Radebeul/Meißen - Die Aufregung um die viel zu kurze Vorbereitungszeit bis zur Neuwahl des Bundestags am 23. Februar ist groß. Für die SPD in Meißen kein Problem. Die Sozialdemokraten haben bereits entschieden. Sie schicken den 19-jährigen Leonhard Weist ins Rennen. Bitte, wen?
So unbekannt ist Weist - schmal, Milchgesicht, tiefe Stimme, wortgewandt - gar nicht mehr. Er war bereits Vorstand im Kreisschülerrat Meißen und im Landesschülerrat. Außerdem nahm er für Sachsen an der Bundesschülerkonferenz teil.
Parallel zu seinem Abitur wuppte er den Wahlkampf für den Radebeuler Stadtrat, wurde vom Listenplatz 5 auf die 2 hochgestuft und schaffte beides: Abitur und gewählt zu werden. Fraktionskollege ist sein Vater Thomas (60). Beide sind Mitglieder des Ältestenrats. Auch Leonhard.
Jetzt die nächste Stufe - Bundestag! Klingt nach einer Funktionärskarriere. "Ich will für eine Legislaturperiode nach Berlin, weil so junge Menschen wie ich in der Politik völlig unterrepräsentiert sind", sagt Leonhard mit Nachdruck.
Und: "Die Jungen müssen später mit den Entscheidungen leben, die jetzt getroffen werden." Da sei es nur fair, wenn sie mitentscheiden. Jetzt.
Sachsens Wirtschaftsminister über jungen SPD-Kandidaten: "Er ist der Richtige!"
Eine Agenda hat er auch schon: soziale Gerechtigkeit. "Wir haben eine Vermögensungleichheit, die in Europa ihresgleichen sucht."
Er zieht die Augenbrauen nach oben und erzählt von dem Pizzadienst, für den er gearbeitet hat, vom Mindestlohn, vom fehlenden Urlaubsanspruch und der Kollegin mit den drei Kindern, die von diesem Job leben muss.
Versauern will Leonhard im Bundestag nicht. Vorausgesetzt, er schafft es.

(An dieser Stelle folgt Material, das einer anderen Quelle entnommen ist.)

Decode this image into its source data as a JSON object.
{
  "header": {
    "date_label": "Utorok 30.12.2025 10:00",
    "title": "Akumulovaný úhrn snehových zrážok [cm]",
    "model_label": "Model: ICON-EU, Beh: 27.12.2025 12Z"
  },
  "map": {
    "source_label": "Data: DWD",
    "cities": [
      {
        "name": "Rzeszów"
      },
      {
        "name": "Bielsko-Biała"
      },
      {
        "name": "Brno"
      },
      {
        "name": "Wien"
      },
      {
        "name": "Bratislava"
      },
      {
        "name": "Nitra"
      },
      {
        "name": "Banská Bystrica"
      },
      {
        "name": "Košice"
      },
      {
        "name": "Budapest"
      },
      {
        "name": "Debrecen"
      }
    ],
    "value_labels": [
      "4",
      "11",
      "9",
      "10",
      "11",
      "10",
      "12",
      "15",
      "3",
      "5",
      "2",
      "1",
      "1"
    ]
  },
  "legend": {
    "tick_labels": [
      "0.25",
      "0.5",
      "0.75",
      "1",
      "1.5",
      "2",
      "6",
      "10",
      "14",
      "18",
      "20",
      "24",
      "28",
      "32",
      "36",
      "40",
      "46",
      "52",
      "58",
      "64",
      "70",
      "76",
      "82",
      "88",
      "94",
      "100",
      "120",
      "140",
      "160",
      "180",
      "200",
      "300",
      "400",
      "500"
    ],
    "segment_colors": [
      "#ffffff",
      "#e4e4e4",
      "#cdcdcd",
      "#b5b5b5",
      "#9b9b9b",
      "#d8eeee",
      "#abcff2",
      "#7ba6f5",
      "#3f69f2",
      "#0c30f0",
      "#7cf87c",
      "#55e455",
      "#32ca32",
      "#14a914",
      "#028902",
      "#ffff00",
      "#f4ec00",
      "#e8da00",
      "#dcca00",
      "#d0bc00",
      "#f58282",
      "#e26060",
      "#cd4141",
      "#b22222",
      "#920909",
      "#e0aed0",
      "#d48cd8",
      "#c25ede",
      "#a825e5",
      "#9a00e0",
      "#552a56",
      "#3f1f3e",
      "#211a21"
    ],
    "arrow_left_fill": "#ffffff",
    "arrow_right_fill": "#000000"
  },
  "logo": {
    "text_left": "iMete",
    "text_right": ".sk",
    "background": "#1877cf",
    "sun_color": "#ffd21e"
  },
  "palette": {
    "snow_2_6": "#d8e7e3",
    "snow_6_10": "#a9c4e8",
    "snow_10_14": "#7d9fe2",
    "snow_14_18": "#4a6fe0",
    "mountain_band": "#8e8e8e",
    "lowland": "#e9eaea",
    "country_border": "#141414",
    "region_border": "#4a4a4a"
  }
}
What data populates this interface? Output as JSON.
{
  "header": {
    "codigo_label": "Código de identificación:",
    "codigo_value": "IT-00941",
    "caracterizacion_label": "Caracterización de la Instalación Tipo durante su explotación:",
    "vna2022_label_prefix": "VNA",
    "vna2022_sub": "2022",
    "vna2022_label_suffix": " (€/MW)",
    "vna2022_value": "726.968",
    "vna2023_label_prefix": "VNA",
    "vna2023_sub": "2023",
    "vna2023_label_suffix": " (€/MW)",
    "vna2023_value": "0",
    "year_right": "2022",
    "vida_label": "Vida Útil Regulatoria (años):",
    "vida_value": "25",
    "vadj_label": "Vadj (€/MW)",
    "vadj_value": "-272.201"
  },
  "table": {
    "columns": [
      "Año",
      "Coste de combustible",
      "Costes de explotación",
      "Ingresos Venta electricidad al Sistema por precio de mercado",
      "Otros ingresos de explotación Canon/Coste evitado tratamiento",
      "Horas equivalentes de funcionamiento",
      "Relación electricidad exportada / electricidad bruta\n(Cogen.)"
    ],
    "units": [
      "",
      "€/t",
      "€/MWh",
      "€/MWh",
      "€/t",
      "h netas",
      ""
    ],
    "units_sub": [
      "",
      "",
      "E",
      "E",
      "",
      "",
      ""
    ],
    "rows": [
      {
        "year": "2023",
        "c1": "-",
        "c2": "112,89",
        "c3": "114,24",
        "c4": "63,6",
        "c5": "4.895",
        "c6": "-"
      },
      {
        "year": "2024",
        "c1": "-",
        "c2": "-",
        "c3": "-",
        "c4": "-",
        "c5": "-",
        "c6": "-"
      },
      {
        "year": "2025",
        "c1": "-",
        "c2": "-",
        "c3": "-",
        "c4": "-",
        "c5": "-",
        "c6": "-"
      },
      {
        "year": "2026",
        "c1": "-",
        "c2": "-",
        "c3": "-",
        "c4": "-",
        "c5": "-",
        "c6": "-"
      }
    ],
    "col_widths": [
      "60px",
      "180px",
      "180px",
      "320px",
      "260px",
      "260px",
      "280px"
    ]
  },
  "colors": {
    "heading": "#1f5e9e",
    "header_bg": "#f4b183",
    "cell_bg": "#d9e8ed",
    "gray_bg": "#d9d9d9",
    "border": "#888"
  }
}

Erklärtes Ziel: Jurastudium wie sein Vater und später mal ein ganz "normales" Leben führen.
Und eine Familie gründen? "Ach, ich bin erst 19!" Leonhard winkt ab. Was nicht warten kann, sind seine Freunde. Mit ihnen abzuhängen oder ab und zu in den Club zu gehen, ist ihm wichtig.
Viele finden sein Engagement gut, andere nicht. Auf Facebook häuften sich unmittelbar nach seiner Kandidatur Kommentare wie: "Der soll erst mal arbeiten gehen!" Spurlos geht so etwas nicht an ihm vorbei, sagt er.
Mut macht ihm Sachsens Wirtschaftsminister und Parteigenosse Martin Dulig (50): "Leonhards Aufgeschlossenheit, sein großes politisches Talent und sein unermüdlicher Einsatz für eine gerechtere Welt sind die besten Voraussetzungen für eine Bundestagskandidatur. Er ist der Richtige!"